This also explains why the issue tends to appear more often in the late-game (more time to accumulate schematics) and only for some players (those using schematics as part of their play style, and running seeds so they might actually notice it).
For the sake of double confirmation I did check that kiedra had different schematics in each save, four more in the second than the first, and one of them happened to be what was chosen for this Terminal.
Based on this finding I knew there were some other related instances, and fixed all of them at once. The same behavior exists (to varying degrees) with part schematics, robot schematics, lore records, and preloaded Fabricator schematics.

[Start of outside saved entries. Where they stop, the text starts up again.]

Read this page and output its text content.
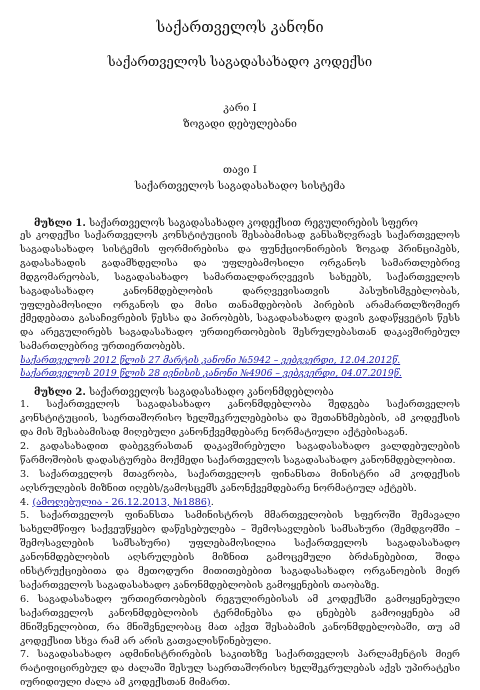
საქართველოს კანონი
საქართველოს საგადასახადო კოდექსი
კარი I
ზოგადი დებულებანი
თავი I
საქართველოს საგადასახადო სისტემა
მუხლი 1. საქართველოს საგადასახადო კოდექსით რეგულირების სფერო

ეს კოდექსი საქართველოს კონსტიტუციის შესაბამისად განსაზღვრავს საქართველოს საგადასახადო სისტემის ფორმირებისა და ფუნქციონირების ზოგად პრინციპებს, გადასახადის გადამხდელისა და უფლებამოსილი ორგანოს სამართლებრივ მდგომარეობას, საგადასახადო სამართალდარღვევის სახეებს, საქართველოს საგადასახადო კანონმდებლობის დარღვევისათვის პასუხისმგებლობას, უფლებამოსილი ორგანოს და მისი თანამდებობის პირების არამართლზომიერ ქმედებათა გასაჩივრების წესსა და პირობებს, საგადასახადო დავის გადაწყვეტის წესს და არეგულირებს საგადასახადო ურთიერთობების შესრულებასთან დაკავშირებულ სამართლებრივ ურთიერთობებს.

საქართველოს 2012 წლის 27 მარტის კანონი №5942 – ვებგვერდი, 12.04.2012წ.
საქართველოს 2019 წლის 28 ივნისის კანონი №4906 – ვებგვერდი, 04.07.2019წ.
მუხლი 2. საქართველოს საგადასახადო კანონმდებლობა

1. საქართველოს საგადასახადო კანონმდებლობა შედგება საქართველოს კონსტიტუციის, საერთაშორისო ხელშეკრულებებისა და შეთანხმებების, ამ კოდექსის და მის შესაბამისად მიღებული კანონქვემდებარე ნორმატიული აქტებისაგან.

2. გადასახადით დაბეგვრასთან დაკავშირებული საგადასახადო ვალდებულების წარმოშობის დადასტურება მოქმედი საქართველოს საგადასახადო კანონმდებლობით.

3. საქართველოს მთავრობა, საქართველოს ფინანსთა მინისტრი ამ კოდექსის აღსრულების მიზნით იღებს/გამოსცემს კანონქვემდებარე ნორმატიულ აქტებს.

4. (ამოღებულია - 26.12.2013, №1886).

5. საქართველოს ფინანსთა სამინისტროს მმართველობის სფეროში შემავალი სახელმწიფო საქვეუწყებო დაწესებულება – შემოსავლების სამსახური (შემდგომში – შემოსავლების სამსახური) უფლებამოსილია საქართველოს საგადასახადო კანონმდებლობის აღსრულების მიზნით გამოცემული ბრძანებებით, შიდა ინსტრუქციებითა და მეთოდური მითითებებით საგადასახადო ორგანოების მიერ საქართველოს საგადასახადო კანონმდებლობის გამოყენების თაობაზე.

6. საგადასახადო ურთიერთობების რეგულირებისას ამ კოდექსში გამოყენებული საქართველოს კანონმდებლობის ტერმინებსა და ცნებებს გამოიყენება ამ მნიშვნელობით, რა მნიშვნელობაც მათ აქვთ შესაბამის კანონმდებლობაში, თუ ამ კოდექსით სხვა რამ არ არის გათვალისწინებული.

7. საგადასახადო ადმინისტრირების საკითხზე საქართველოს პარლამენტის მიერ რატიფიცირებულ და ძალაში შესულ საერთაშორისო ხელშეკრულებას აქვს უპირატესი იურიდიული ძალა ამ კოდექსთან მიმართ.
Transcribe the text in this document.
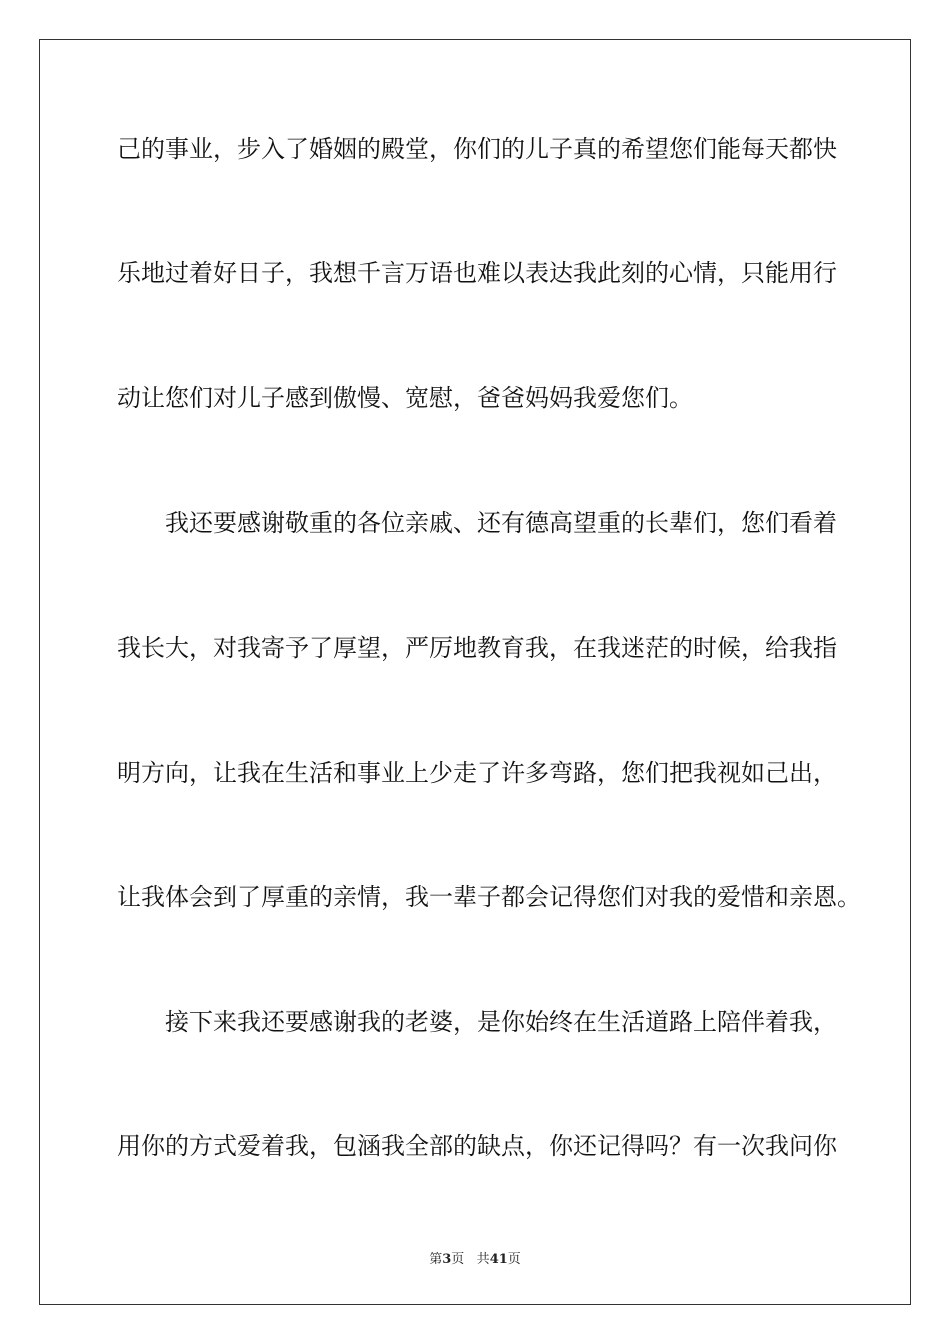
己的事业，步入了婚姻的殿堂，你们的儿子真的希望您们能每天都快
乐地过着好日子，我想千言万语也难以表达我此刻的心情，只能用行
动让您们对儿子感到傲慢、宽慰，爸爸妈妈我爱您们。
我还要感谢敬重的各位亲戚、还有德高望重的长辈们，您们看着
我长大，对我寄予了厚望，严厉地教育我，在我迷茫的时候，给我指
明方向，让我在生活和事业上少走了许多弯路，您们把我视如己出，
让我体会到了厚重的亲情，我一辈子都会记得您们对我的爱惜和亲恩。
接下来我还要感谢我的老婆，是你始终在生活道路上陪伴着我，
用你的方式爱着我，包涵我全部的缺点，你还记得吗？有一次我问你
第3页 共41页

Of course the fix is to move all these player-relative content modifications to the final mapgen phase.
The final check was to run the saves under the new code, and compare both those results to a completely fresh debug run using the same seed (which just teleports to that map so nothing at all can interfere with it). Same results across the board 😀
And now seeds should be fully reliable once again!
It’s worth mentioning (mainly to head off the inevitable comments to this effect :P) that there are ways to prevent this kind of thing from happening in the first place. Like if there are clear rules that should be obeyed, as there are here, then be sure to encapsulate all player-relative data and keep it hidden/inaccessible from the mapgen process until it’s allowed.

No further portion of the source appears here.